Getting kicked in the ass as a 30-year-old feels utterly ridiculous. After a certain age, the notion of fighting acquires the kind of absurdity that it should have at every stage of life. I once heard a particularly poignant story about a 20-year school reunion which ended with two men of age 38, one rotund, the other bald and be-spectacled, both in suits, rolling around on the gymnasium floor, wheezing and using each other's ties to gain traction as around them the canapes lay scattered. It is pathetic but it is also poignant, because some people can find it hard to heal the scars of their school days.

More than one classmate of mine took particular delight in menacing me, and it was hard not to feel a frisson of pleasure when a few years later, he retreated from another fight he had himself started with someone else and lost. I can still recall him bawling "you've made your point", as he ran for the bus. Part of me wishes it had been me who raised my fists and asked him whether he had met Simon and Gruffness. But who's to say that with me it would have ended thus, and not with me cowering and squealing "not the face", as the blows rained down?

Rolling around on the floor at your school reunion sounds ridiculous. But in childhood, you spend a lot of time avoiding trouble, plotting a route around the potential beatings that one could receive in the course of any given day. Avoidance is perfectly fine and good, but the way I see it, it's important to get beaten up as early in life as you can manage. If you haven't been beaten by early adulthood, the threat of it grows in stature, and the future impact of it appears impossible to overcome. If you don't get yourself a nice little beating early doors, then those who regularly give and receive beatings will become more potent than they should in your eyes, like the guy who kicked me in the ass.

If you do manage to find him and ask him what went down that night, he'll tell you that I looked at him, took a few steps back, then turned away. That's right folks, nothing happened. A hundred yards down the road, a man begging on the street congratulated me on my restraint and told us that this guy had been approaching random guys for an hour and kicking them in the ass, looking for a fight. Apparently, he had delivered quite a beating to the last guy who responded to the provocation.
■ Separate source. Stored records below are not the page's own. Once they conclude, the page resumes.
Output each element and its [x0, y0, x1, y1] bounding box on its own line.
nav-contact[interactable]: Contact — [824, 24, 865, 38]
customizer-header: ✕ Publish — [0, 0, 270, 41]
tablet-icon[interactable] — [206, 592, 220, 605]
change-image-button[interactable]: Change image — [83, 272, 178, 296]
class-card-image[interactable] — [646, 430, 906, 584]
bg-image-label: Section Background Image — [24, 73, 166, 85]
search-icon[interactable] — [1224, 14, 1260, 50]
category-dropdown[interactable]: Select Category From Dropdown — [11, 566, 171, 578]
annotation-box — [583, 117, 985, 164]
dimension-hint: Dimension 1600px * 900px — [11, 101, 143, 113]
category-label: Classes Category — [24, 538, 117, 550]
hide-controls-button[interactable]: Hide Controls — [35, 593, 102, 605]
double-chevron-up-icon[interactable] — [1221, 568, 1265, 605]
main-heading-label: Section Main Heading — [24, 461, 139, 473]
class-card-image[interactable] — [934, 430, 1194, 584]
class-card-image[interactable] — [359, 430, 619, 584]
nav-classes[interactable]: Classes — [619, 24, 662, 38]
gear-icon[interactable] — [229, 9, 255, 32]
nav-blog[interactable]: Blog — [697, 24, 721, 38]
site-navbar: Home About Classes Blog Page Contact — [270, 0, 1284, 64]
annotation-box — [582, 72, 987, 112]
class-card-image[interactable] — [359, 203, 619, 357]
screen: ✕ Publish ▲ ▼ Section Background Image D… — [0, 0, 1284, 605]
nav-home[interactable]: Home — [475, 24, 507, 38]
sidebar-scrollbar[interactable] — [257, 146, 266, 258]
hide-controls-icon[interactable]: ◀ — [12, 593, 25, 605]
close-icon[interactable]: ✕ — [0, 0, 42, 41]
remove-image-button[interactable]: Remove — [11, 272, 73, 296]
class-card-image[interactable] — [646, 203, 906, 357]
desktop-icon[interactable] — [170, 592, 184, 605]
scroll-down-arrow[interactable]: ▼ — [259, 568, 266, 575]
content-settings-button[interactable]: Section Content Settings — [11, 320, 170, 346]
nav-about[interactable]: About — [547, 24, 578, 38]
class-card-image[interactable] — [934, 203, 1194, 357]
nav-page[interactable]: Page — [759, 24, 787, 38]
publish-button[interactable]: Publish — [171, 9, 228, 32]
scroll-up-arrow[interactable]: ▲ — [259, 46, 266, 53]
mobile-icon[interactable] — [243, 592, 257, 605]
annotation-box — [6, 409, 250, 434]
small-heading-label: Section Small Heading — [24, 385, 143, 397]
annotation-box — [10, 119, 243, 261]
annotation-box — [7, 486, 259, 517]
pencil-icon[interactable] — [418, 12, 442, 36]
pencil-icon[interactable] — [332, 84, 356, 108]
I was delighted to hear it. Now I could congratulate myself on my decision not to open a can of whup-ass upon him. In advertising, they call it post-rationalisation. Having done a little of it on the football pitch, I'm not scared of fighting per se, but I have a deep- seated terror of having my beautiful aquiline nose reset by a tiny Filipina nurse who will giggle at my hot tears.

This terror far outweighs my slight aversion to getting my nose broken in the first place. So yes, I have a philosophical belief that violence solves nothing, but this conviction lends a kind of moral legitimacy to the fact that I don't fight because it scares me. I know which part is stronger - the head or the heart. But you'd have to beat it out of me.